I spent a lot of time watching old tv programmes, for their comforting familiarity. And reading trashy crime novels for their escapism.
Most days I would go out as quickly as I could and sit by the ocean, watching and listening to the waves for hours. It was my “zen” place. The water, the sky and the sound allowed unconscious thoughts to swirl around my head and gradually clear my vision.
I knew I had to make myself do something, so I went out walking every morning. But they were very lonely walks.
My family supported me and gave me their loyalty, as did my friends. But they were all busy with their own lives as well, And I needed to be independent.

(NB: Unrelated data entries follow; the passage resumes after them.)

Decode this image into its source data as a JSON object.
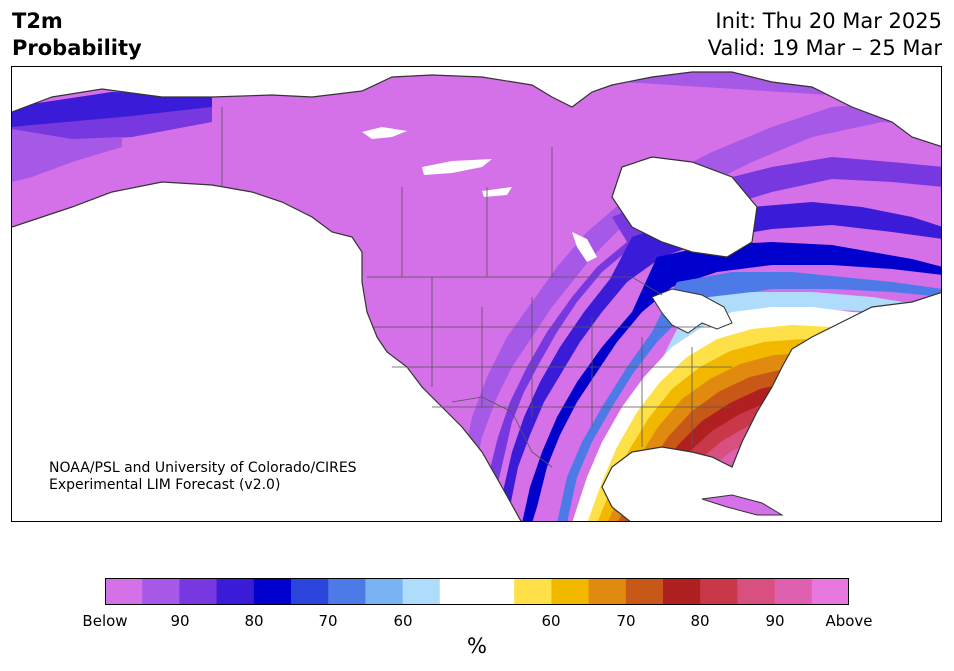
{
  "title": {
    "line1": "T2m",
    "line2": "Probability"
  },
  "header": {
    "init": "Init: Thu 20 Mar 2025",
    "valid": "Valid: 19 Mar – 25 Mar"
  },
  "credit": {
    "line1": "NOAA/PSL and University of Colorado/CIRES",
    "line2": "Experimental LIM Forecast (v2.0)"
  },
  "colorbar": {
    "colors": [
      "#d470e8",
      "#a658e6",
      "#7838e0",
      "#3a1cd8",
      "#0000cc",
      "#2a44dc",
      "#4e7ae8",
      "#78b4f4",
      "#b0dcfc",
      "#ffffff",
      "#ffffff",
      "#fee048",
      "#f2b800",
      "#e08a10",
      "#c85818",
      "#b02020",
      "#c83848",
      "#d85080",
      "#e060b0",
      "#e878e0"
    ],
    "tick_labels": [
      "Below",
      "90",
      "80",
      "70",
      "60",
      "60",
      "70",
      "80",
      "90",
      "Above"
    ],
    "unit": "%"
  }
}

Sorting through the junk mail in my letterbox one day, I noticed a small local area info booklet. It contained several snippets of useful information, so I kept it. On leafing through it again later I noticed an article which mentioned Befriend – and that if you felt like a coffee and a chat, to go along to a local cafe at 11.30 a.m. on the following Tuesday. I didn’t think I would go, but on the day I reasoned that I could go to the cafe and see what happened – after all, I didn’t have to stay or say anything if I didn’t like the look of it. No-one would know, no-one knew me. It was a turning point. I quietly said to the staff member behind the counter that I thought there might be a meeting held there that morning. Someone on a nearby table called out to me, beckoning, and said “over here, come and sit down.” That was a lady, who two years later, is now one of my best friends. I sat down, and during the various conversations going on, people introduced themselves to me, my coffee was brought over for me – and from that time on I had something different to look forward to. Not all were single, some married or in a partnership, and just wanted to get out and have some different company and chat. For me, it wasn’t people I had gone to school with, or who had been work colleagues.It opened up another, completely new, source of friendship, from many varied backgrounds and circumstances.
Through this regular, weekly coffee group meeting, I have made several friends with whom I have enjoyed outings and activities, sometimes going on day trips, Christmas outings, picnics, etc.
I’m sure this has been the basis of my being able to come through such a difficult and traumatic time, and it has helped towards making a new life. It takes effort and patience and a willingness to try different things when, sometimes, you’d rather just not get out of bed in the morning.